Among the most important changes:

- Liturgy: Vernacular languages were encouraged, especially for Scripture readings at Mass, which became far more extensive with added Old Testament readings and a cycle of three years which focusses on each of the three synoptic Gospels (Matthew, Luke and Mark). By 1969 the Novus Ordo Mass allowed priests for pastoral reasons to face the assembly, gave the celebrant a variety of eucharistic prayers, restored the sign of peace to the entire congregation, allowed for distribution of both the body and blood of Christ under the forms of bread and wine and moved tabernacles off the altars to a noble and prominent location elsewhere in the church or a separate chapel. By 1973 the International Commission for English in the Liturgy produced the first official translation of the New Mass, though various provisional translations had been circulating since the end of the Council.

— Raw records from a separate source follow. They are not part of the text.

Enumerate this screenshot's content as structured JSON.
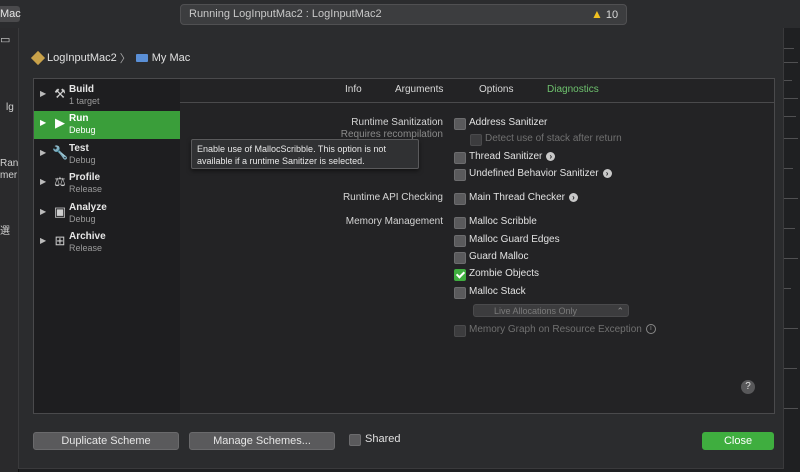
{
  "xcode": {
    "mac_label": "Mac",
    "status_text": "Running LogInputMac2 : LogInputMac2",
    "warning_count": "10",
    "left_fragments": [
      "lg",
      "Ran",
      "mer",
      "選"
    ]
  },
  "breadcrumb": {
    "target": "LogInputMac2",
    "separator": "〉",
    "device": "My Mac"
  },
  "actions": [
    {
      "name": "Build",
      "sub": "1 target",
      "icon": "hammer-icon",
      "glyph": "⚒"
    },
    {
      "name": "Run",
      "sub": "Debug",
      "icon": "play-icon",
      "glyph": "▶"
    },
    {
      "name": "Test",
      "sub": "Debug",
      "icon": "wrench-icon",
      "glyph": "🔧"
    },
    {
      "name": "Profile",
      "sub": "Release",
      "icon": "instruments-icon",
      "glyph": "⚖"
    },
    {
      "name": "Analyze",
      "sub": "Debug",
      "icon": "analyze-icon",
      "glyph": "▣"
    },
    {
      "name": "Archive",
      "sub": "Release",
      "icon": "archive-icon",
      "glyph": "⊞"
    }
  ],
  "tabs": [
    "Info",
    "Arguments",
    "Options",
    "Diagnostics"
  ],
  "active_tab": "Diagnostics",
  "sections": {
    "runtime_sanitization": "Runtime Sanitization",
    "requires_recompilation": "Requires recompilation",
    "runtime_api_checking": "Runtime API Checking",
    "memory_management": "Memory Management"
  },
  "options": {
    "address_sanitizer": {
      "label": "Address Sanitizer",
      "checked": false
    },
    "detect_stack": {
      "label": "Detect use of stack after return",
      "checked": false,
      "disabled": true
    },
    "thread_sanitizer": {
      "label": "Thread Sanitizer",
      "checked": false
    },
    "ub_sanitizer": {
      "label": "Undefined Behavior Sanitizer",
      "checked": false
    },
    "main_thread_checker": {
      "label": "Main Thread Checker",
      "checked": false
    },
    "malloc_scribble": {
      "label": "Malloc Scribble",
      "checked": false
    },
    "malloc_guard_edges": {
      "label": "Malloc Guard Edges",
      "checked": false
    },
    "guard_malloc": {
      "label": "Guard Malloc",
      "checked": false
    },
    "zombie_objects": {
      "label": "Zombie Objects",
      "checked": true
    },
    "malloc_stack": {
      "label": "Malloc Stack",
      "checked": false
    },
    "memory_graph": {
      "label": "Memory Graph on Resource Exception",
      "checked": false,
      "disabled": true
    }
  },
  "malloc_stack_select": "Live Allocations Only",
  "tooltip": "Enable use of MallocScribble. This option is not available if a runtime Sanitizer is selected.",
  "help": "?",
  "footer": {
    "duplicate": "Duplicate Scheme",
    "manage": "Manage Schemes...",
    "shared": "Shared",
    "close": "Close"
  },
  "colors": {
    "accent_green": "#3fae3f",
    "selection_green": "#3a9e3a",
    "warning": "#f0c020"
  }
}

- Ecumenism: Unitatis Redintegratio declared the ecumenical movement a good thing, encouraged Catholics to be part of it and referred to Eastern, Oriental and Protestant Christians as "separated brethren." In 1928 Pope Pius XI had condemned the ecumenical movement. From the Council of Trent until the Second Vatican Council Protestants were officially referred to as heretics.

- Democracy and religious liberty: In Dignitatis Humanae the Church for the first time recognized the conscience rights of all people to freedom of religion, and declared it was the responsibility of states to protect religious freedom with stable laws. The idea that the state should be neutral in religion, or that liberal democratic states could be entrusted to protect human dignity or even that there was any such thing as a right to religious freedom, had been condemned by Pope Pius IX.

- Relations with Jews: "The Jews should not be presented as rejected or accursed by God," said Nostra Aetate. The charge of deicide was unfounded. The New Covenant is not possible without Abraham's stock.

- Relations with other religions: "The Church rejects nothing that is true and holy in these religions," said Nostra Aetate.

- Religious Life: Sisters, brothers and religious order priests were to do two things — rediscover the original purpose of their religious order and adapt it to the modern world, said Perfectae Caritatis.

- Canon Law: The Council fathers ordered a revised and written code of canon law that was finally delivered under Pope John Paul II in 1983.